Different types of cases extend across the three waves. For example, the administrative challenges that are characteristic of the first wave continue to be brought in many jurisdictions today, even as novel, rights-based cases are tested in the courts. However, while first and second wave cases focused on government and corporate actors most closely associated with contributing to the climate crisis (e.g. fossil fuel companies), third wave-style litigation is targeting private actors from an increasingly diverse range of sectors, including the food, agriculture and finance sectors. In parallel, the climate legislation landscape has evolved too, and inadequate or insufficiently ambitious laws and policies have frequently been the subject of legal challenges.
Are all cases supportive of climate action?

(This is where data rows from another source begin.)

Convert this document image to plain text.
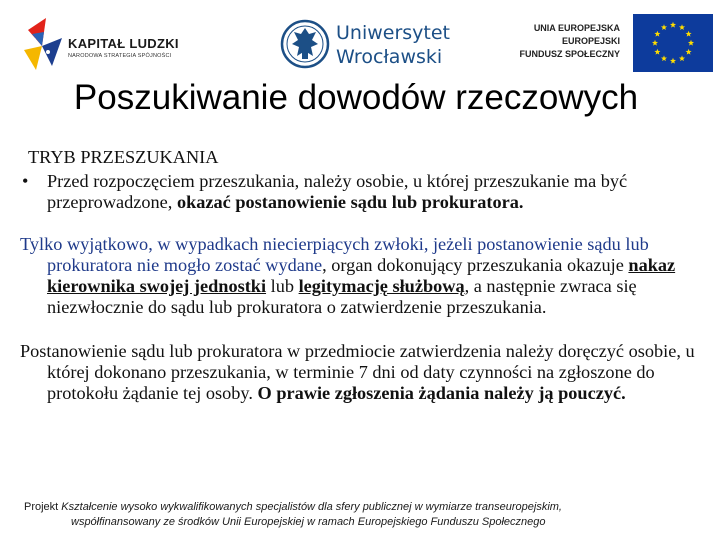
KAPITAŁ LUDZKI
NARODOWA STRATEGIA SPÓJNOŚCI
Uniwersytet
Wrocławski
UNIA EUROPEJSKA
EUROPEJSKI
FUNDUSZ SPOŁECZNY
Poszukiwanie dowodów rzeczowych

TRYB PRZESZUKANIA

• Przed rozpoczęciem przeszukania, należy osobie, u której przeszukanie ma być przeprowadzone, okazać postanowienie sądu lub prokuratora.

Tylko wyjątkowo, w wypadkach niecierpiących zwłoki, jeżeli postanowienie sądu lub prokuratora nie mogło zostać wydane, organ dokonujący przeszukania okazuje nakaz kierownika swojej jednostki lub legitymację służbową, a następnie zwraca się niezwłocznie do sądu lub prokuratora o zatwierdzenie przeszukania.

Postanowienie sądu lub prokuratora w przedmiocie zatwierdzenia należy doręczyć osobie, u której dokonano przeszukania, w terminie 7 dni od daty czynności na zgłoszone do protokołu żądanie tej osoby. O prawie zgłoszenia żądania należy ją pouczyć.

Projekt Kształcenie wysoko wykwalifikowanych specjalistów dla sfery publicznej w wymiarze transeuropejskim,
współfinansowany ze środków Unii Europejskiej w ramach Europejskiego Funduszu Społecznego
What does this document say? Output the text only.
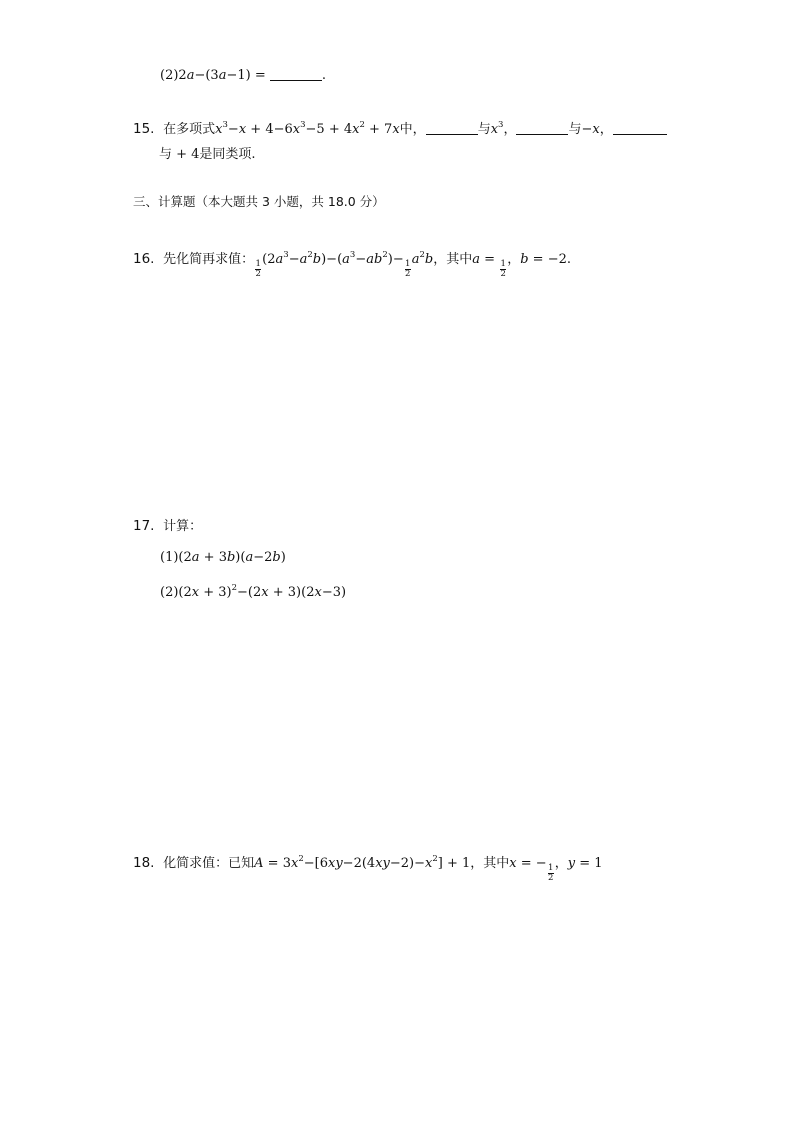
(2)2a−(3a−1) =	.
15. 在多项式$x^3-x + 4-6x^3-5 + 4x^2 + 7x$中，	与$x^3$，	与−x，
与 + 4是同类项.
三、计算题（本大题共 3 小题，共 18.0 分）
16. 先化简再求值：
$\frac{1}{2}$
$(2a^3-a^2b)-(a^3-ab^2)-$
$\frac{1}{2}$
$a^2b$，其中a =
$\frac{1}{2}$
，b = −2.
17. 计算：
(1)(2a + 3b)(a−2b)
$(2)(2x + 3)^2-(2x + 3)(2x-3)$
18. 化简求值：已知$A = 3x^2-[6xy-2(4xy-2)-x^2] + 1$，其中x = −
$\frac{1}{2}$
，y = 1
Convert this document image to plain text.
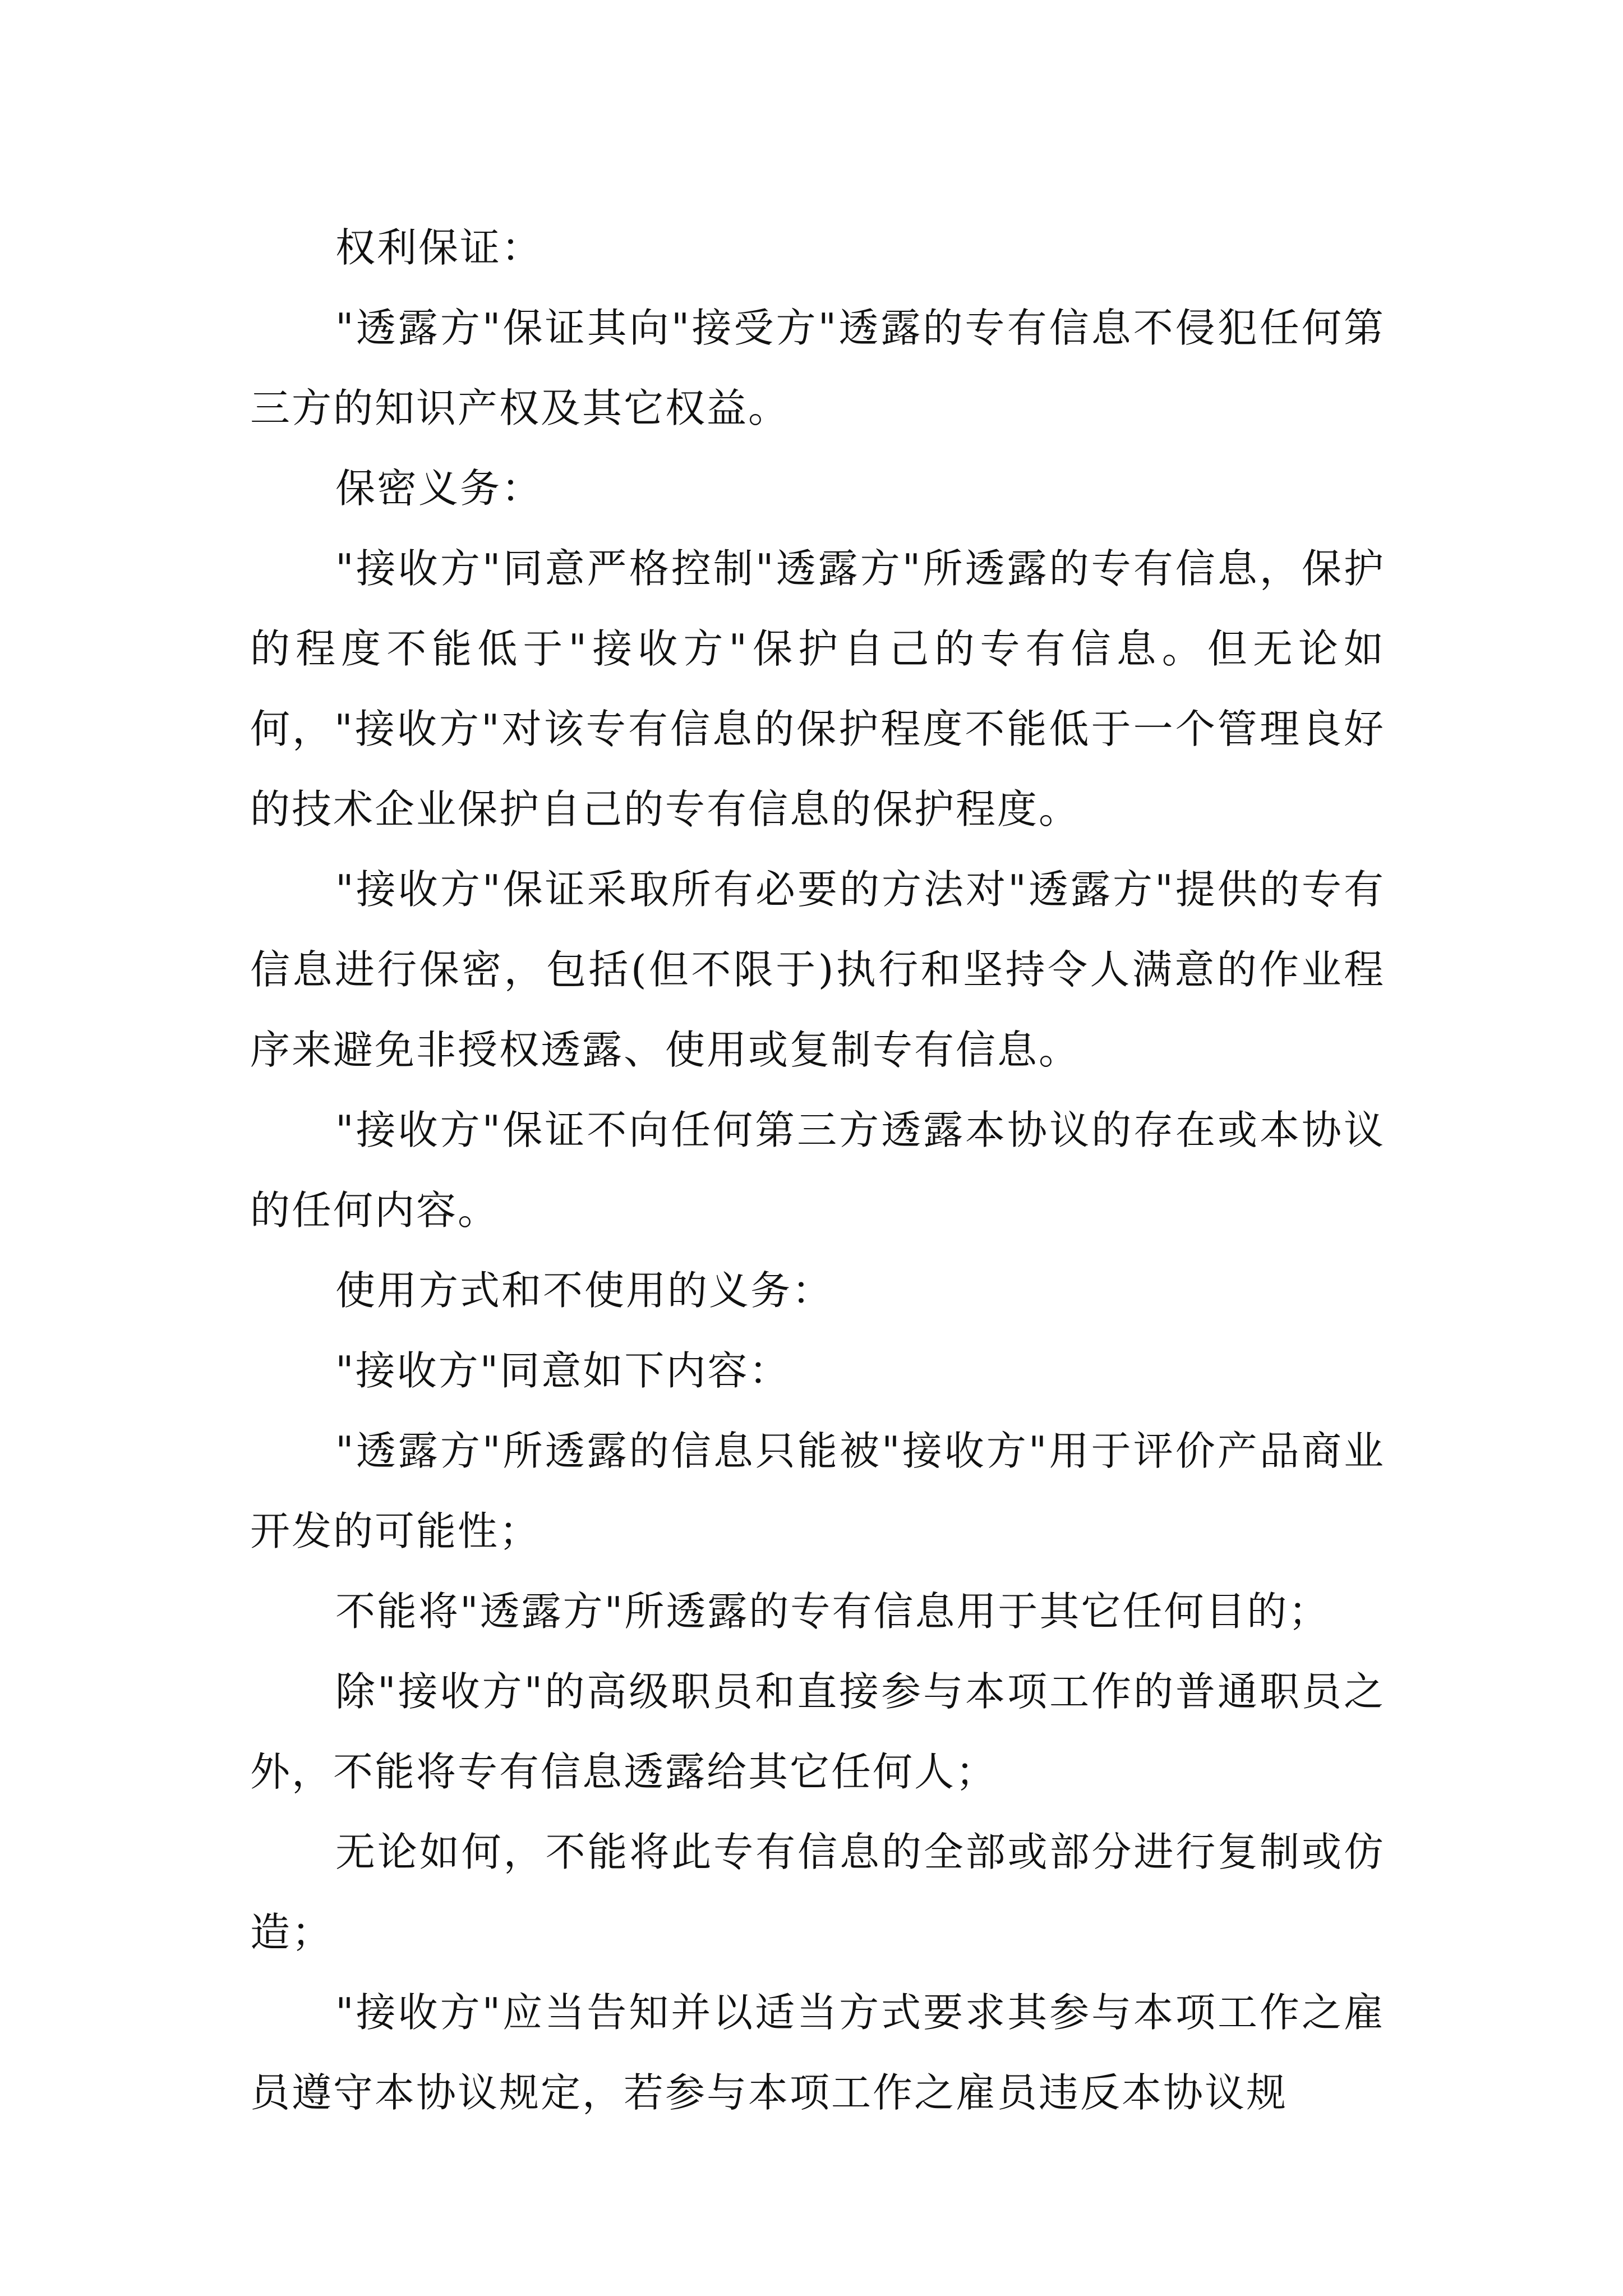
权利保证：

"透露方"保证其向"接受方"透露的专有信息不侵犯任何第三方的知识产权及其它权益。

保密义务：

"接收方"同意严格控制"透露方"所透露的专有信息，保护的程度不能低于"接收方"保护自己的专有信息。但无论如何，"接收方"对该专有信息的保护程度不能低于一个管理良好的技术企业保护自己的专有信息的保护程度。

"接收方"保证采取所有必要的方法对"透露方"提供的专有信息进行保密，包括(但不限于)执行和坚持令人满意的作业程序来避免非授权透露、使用或复制专有信息。

"接收方"保证不向任何第三方透露本协议的存在或本协议的任何内容。

使用方式和不使用的义务：

"接收方"同意如下内容：

"透露方"所透露的信息只能被"接收方"用于评价产品商业开发的可能性；

不能将"透露方"所透露的专有信息用于其它任何目的；

除"接收方"的高级职员和直接参与本项工作的普通职员之外，不能将专有信息透露给其它任何人；

无论如何，不能将此专有信息的全部或部分进行复制或仿造；

"接收方"应当告知并以适当方式要求其参与本项工作之雇员遵守本协议规定，若参与本项工作之雇员违反本协议规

Some cases may align with advancing climate action goals while others seek to hinder or obstruct climate action. Labels such as ‘pro-’ and ‘anti-’ regulatory along with ‘pro-’ and ‘anti’ climate have been used to mark this difference. However, this distinction has become increasingly nuanced, as some cases may seek to challenge the way climate action is being carried out, rather than being opposed to climate action more generally. ‘Climate-aligned’ and ‘non-climate-aligned’ litigation have been proposed as alternative designations to recognise this nuance.
What types of behaviour might cases challenge?
In its Global Trends in Climate Litigation Snapshot report series, the Grantham Research Institute has developed a typology of the types of behaviour that cases seek to discourage or incentivise. These include:
- Government framework cases: those where applicants may challenge deficiencies in a national government’s overarching climate response or inadequate implementation of existing climate laws; see this example from Belgium.
- Climate-washing cases: those where statements made by public and private actors on contributions to climate action and the energy transition are challenged over their misleading or overstated nature; e.g. see this claim brought against the airline KLM.
- ‘Turning off the taps’ cases: those that challenge the flow of finance to projects and activities that are not aligned with climate action; e.g. see this case from South Korea.
Is climate litigation having a wider impact on climate change goals?
In 2022, the Intergovernmental Panel on Climate Change recognised that climate litigation has influenced the outcome and ambition of climate governance. A precise understanding of the scope of this influence is currently lacking but there is general academic consensus that litigation plays a significant role in inducing change in larger social movements, and that climate litigation can serve as a useful tool to hold actors accountable when they fail to take adequate steps to advance climate action. However, on its own, litigation cannot replace the laws and policies that are essential for driving ‘all-of-society’ approaches to transitioning to resilient, decarbonised economies by 2050.